Only about 0.1% of the variance in payment amount is explained by the states the drivers are from.
Again, while the findings of variance in this model were found to be statistically significant, they were not found to be practically significant. The state the driver is from does explain a proportion of variance in payment amount, but that proportion is only about 0.1%, which is even less than the amount that issuing agency explains. This is, again, definitely not a significant difference in the real world.

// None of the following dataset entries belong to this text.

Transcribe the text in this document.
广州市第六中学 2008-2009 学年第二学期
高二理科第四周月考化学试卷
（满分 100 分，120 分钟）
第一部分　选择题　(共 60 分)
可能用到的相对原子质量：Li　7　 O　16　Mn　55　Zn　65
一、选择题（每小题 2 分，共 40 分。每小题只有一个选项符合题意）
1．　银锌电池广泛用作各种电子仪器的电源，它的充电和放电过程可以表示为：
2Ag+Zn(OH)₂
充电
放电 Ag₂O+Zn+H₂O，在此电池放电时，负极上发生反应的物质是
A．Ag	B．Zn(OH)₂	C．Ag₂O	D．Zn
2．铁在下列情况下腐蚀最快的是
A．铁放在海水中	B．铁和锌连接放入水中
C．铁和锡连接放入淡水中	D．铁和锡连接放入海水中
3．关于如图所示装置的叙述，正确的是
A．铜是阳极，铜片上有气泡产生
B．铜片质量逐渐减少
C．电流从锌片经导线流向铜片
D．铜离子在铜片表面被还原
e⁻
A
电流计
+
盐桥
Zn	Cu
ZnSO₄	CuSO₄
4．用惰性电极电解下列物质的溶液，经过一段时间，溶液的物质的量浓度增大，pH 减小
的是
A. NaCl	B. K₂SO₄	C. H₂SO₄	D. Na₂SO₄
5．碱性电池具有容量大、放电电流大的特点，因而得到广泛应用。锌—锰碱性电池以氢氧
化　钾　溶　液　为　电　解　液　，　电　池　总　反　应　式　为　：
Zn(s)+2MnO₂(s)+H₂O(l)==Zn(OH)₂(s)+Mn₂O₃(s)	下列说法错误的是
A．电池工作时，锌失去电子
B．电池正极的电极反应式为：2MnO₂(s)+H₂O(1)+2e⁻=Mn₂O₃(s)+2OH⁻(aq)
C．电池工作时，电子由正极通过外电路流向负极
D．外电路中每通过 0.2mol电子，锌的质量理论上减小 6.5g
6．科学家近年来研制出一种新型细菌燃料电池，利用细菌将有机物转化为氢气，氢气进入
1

I would not recommend the law firm use this variable in their marketing strategy, because at best, it would only address less than 1% of the variance in payment amount.
ggplot(camera, aes(x = county, y = payment_amount, fill = county)) + geom_boxplot() +
labs(title = "Payment Amount Across Counties",
x = "County",
y = "Payment Amount in Dollars") +
theme(legend.position = "none")
favstats(payment_amount ~ county, data = camera) %>% arrange(desc(mean))
## county min Q1 median Q3 max mean sd n missing
## 1 Richmond County 0 50 125 180.0 250.00 114.53669 77.55385 1349 0
## 2 Kings County 0 50 75 115.0 690.04 110.90567 126.20960 16108 0
## 3 Bronx County 0 65 75 152.5 245.64 100.38053 67.32482 244 0
## 4 New York County 0 50 75 115.0 281.80 97.64833 62.54609 23468 0
## 5 Queens County 0 50 50 100.0 283.03 83.49201 60.07357 17357 0
anova_model_county<- aov(payment_amount ~ county, data = camera)
summary(anova_model_county)
## Df Sum Sq Mean Sq F value Pr(>F)
## county 4 6694742 1673685 233.1 <2e-16 ***
## Residuals 58521 420213429 7181
## ---
## Signif. codes: 0 '***' 0.001 '**' 0.01 '*' 0.05 '.' 0.1 ' ' 1
## 41371 observations deleted due to missingness
supernova(anova_model_county)
## Refitting to remove 41371 cases with missing value(s)
## ℹ aov(formula = payment_amount ~ county, data = listwise_delete(camera,
## c("payment_amount", "county")))
## Analysis of Variance Table (Type III SS)
## Model: payment_amount ~ county
##
## SS df MS F PRE p
## ----- --------------- | ------------- ----- ----------- ------- ----- -----
## Model (error reduced) | 6694741.856 4 1673685.464 233.086 .0157 .0000
## Error (from model) | 420213428.932 58521 7180.558
## ----- --------------- | ------------- ----- ----------- ------- ----- -----
## Total (empty model) | 426908170.788 58525 7294.458
SScounty = 6694742
SSerror = 420213429
Again, while there is a considerable amount of variability between counties, there is much more variability within counties.
F = 233.1
P = <2e-16
This is statistically significant (p < 0.05).
About 1.5% of the variance in payment amount is explained by the county the fine was issued in.
Again, while the findings of variance in this model were found to be statistically significant, they were not found to be very practically significant. The county does explain a proportion of variance in payment amount, but that proportion is only about 1.5%. Though not a high percentage of variance explained by any means, it is the highest percentage we have found thus far! It is also likely not very significant of a difference in the real world. I would also not recommend this as the best variable for the firm to use in their marketing strategy, since it would only address 1.5% of the variance in payment amount.
If the law firm only had these three variables (agency, state, or county) as options to use in their marketing strategy, I would suggest prioritizing county since it accounts for the largest amount of variance in payment amount out of all three variables.